CCMI hires coral restoration expert

| 12/04/2016
CNS Local Life

Dr Steve Whalan

(CNS): Dr Steve Whalan recently joined the Central Caribbean Marine Institute (CCMI) as a Senior Research Scientist with expertise in coral reef ecology. Dr Whalan brings a vast amount of knowledge and skills to CCMI, an institute that has won awards through the National Science Foundation and the UK Darwin Initiative. His research has unraveled some of the mysteries of reproduction, larval ecology and population genetics of coral reef sponges.

Dr Whalan has also researched deep sea biodiversity, environmental impacts on coral reef invertebrates, and bath sponge aquaculture. More recently, he has been investigating the use of novel artificial surfaces to optimize coral larval recruitment as means to aid coral reef restoration.

Dr. Whalan has hit the ground running with his appointment at CCMI. “It is a pleasure to work with the exceptional team of scientists at CCMI.   They are making phenomenal inroads to our understanding of coral reef resilience, and methods  that aid coral reef restoration, both of which are pivotal for marine conservation  in the Cayman Islands, and the wider Caribbean,” he said.

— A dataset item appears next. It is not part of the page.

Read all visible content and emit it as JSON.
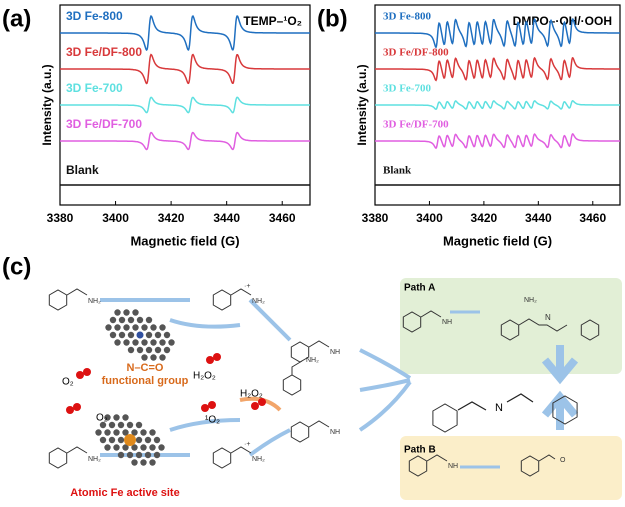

Coral reefs are the world’s most threatened ecosystem, and part of CCMI’s mandate is to conduct research that focuses on reef resilience.  Little Cayman was chosen by Dr Carrie Manfrino, founder and President of CCMI, because the reefs around Little Cayman are among the most biologically diverse reef systems in the Caribbean, and one of the very few locations in the world showing positive coral reef regeneration.

Dr Manfrino welcomed Dr Whalan to CCMI by saying, “We are inspired to push forward with our work because of the serious environmental issues we are increasingly facing globally:  climate change, ocean acidification, threats to endangered species, as well as the issues of reef restoration faced locally in the Cayman Islands. Dr Whalan will provide additional strength to our team at CCMI as we continue to work towards further developing our understanding of processes that contribute to reef resilience.”

Dr Whalan has held a number of post-doctoral fellowships in leading Australian organizations including, James Cook University, the Australian Institute of Marine Science and Southern Cross University where he has conducted research throughout Australia, the Philippines and Norway.